To calculate your total debt service ratio:
- Add up your housing costs (mortgage payments, property taxes, heating and, if applicable, half of your condo fees). Also include any other debt obligations, such credit card and line of credit payments (based on monthly payment amounts of no less than 3% of the outstanding balance), car payments, student loans and child or spousal support.
- Divide the total by your gross income, which is your total earnings before taxes and deductions.
- To obtain your TDS in the form of a percentage, multiply the result by 100.
Now, on top of your housing costs listed above, let’s assume your non-housing related debts come in at $800 per month (for example, $600 on credit card and line of credit payments and $200 on your car loan). Your TDS ratio would fall within the limit, at 41%.
When it came to buying my own place, I was well within these numbers, but how much I could end up spending on a new mortgage still made me squeamish. Already in my 40s, shouldn’t I be paying off my mortgage instead of adding to it?
“That’s not reality,” says Calla. As difficult as it might be, she says it’s important to not compare yourself to others. Make the decisions that best suit your lifestyle and goals.
The math behind your down payment
In my case, I was selling my condo to finance the purchase of my new home, so I calculated how much I would have for a down payment based on an estimate of my current home’s value.
First, I tallied the costs associated with moving, including real estate agent commissions, legal fees, moving-day expenses, a home inspection and land transfer taxes (living in Toronto comes with paying double the land transfer tax you pay in other parts of Ontario). To calculate closing costs, the rule of thumb is to budget for 4% of your home’s purchase price. A $500,000 home, for instance, would require $20,000.
I decided not to touch my investments or savings to cover these costs, so I subtracted them from the potential profit of the sale. That left me with a down payment of over 20%, which means I didn’t have to pay mortgage default insurance.
Let’s bring the math to life using the example of a 25-year mortgage for a $500,000 home, assuming a 5-year term and 3% fixed interest rate.

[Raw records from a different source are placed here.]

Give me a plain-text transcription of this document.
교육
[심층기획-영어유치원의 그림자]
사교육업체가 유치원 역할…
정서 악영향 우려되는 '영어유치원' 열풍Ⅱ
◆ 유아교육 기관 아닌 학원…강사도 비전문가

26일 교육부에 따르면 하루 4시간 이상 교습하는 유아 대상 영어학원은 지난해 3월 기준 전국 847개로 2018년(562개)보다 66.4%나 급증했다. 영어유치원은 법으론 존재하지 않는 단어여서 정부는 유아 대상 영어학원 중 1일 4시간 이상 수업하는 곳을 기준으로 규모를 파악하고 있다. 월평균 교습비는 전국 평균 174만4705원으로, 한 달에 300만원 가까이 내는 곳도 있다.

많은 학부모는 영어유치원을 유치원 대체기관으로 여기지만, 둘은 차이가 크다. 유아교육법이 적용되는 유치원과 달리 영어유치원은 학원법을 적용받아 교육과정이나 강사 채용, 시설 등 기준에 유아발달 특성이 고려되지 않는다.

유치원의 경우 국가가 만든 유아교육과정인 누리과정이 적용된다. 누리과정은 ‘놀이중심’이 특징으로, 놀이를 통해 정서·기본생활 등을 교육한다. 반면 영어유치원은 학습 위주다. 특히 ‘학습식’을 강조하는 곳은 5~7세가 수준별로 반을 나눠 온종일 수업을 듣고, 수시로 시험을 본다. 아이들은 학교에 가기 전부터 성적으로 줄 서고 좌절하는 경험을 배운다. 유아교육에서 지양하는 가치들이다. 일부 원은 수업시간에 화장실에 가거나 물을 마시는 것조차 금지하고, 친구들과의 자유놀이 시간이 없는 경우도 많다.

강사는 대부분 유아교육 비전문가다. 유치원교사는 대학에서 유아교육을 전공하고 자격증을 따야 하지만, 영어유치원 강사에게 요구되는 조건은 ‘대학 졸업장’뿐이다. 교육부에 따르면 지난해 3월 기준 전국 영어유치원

| Scenario 1 | Scenario 2 | Scenario 3 | Scenario 4 | |
|---|---|---|---|---|
| Down payment | 5% | 10% | 20% | 40% |
| Lump sum needed | $25,000 | $50,000 | $100,000 | $200,000 |
Because I was able to make a larger down payment, I knew that would lower my monthly mortgage payments (assuming the same 25-year amortization) as well as the amount of interest I would pay over time. My own calculations suggested I would save at least $50,000 in interest.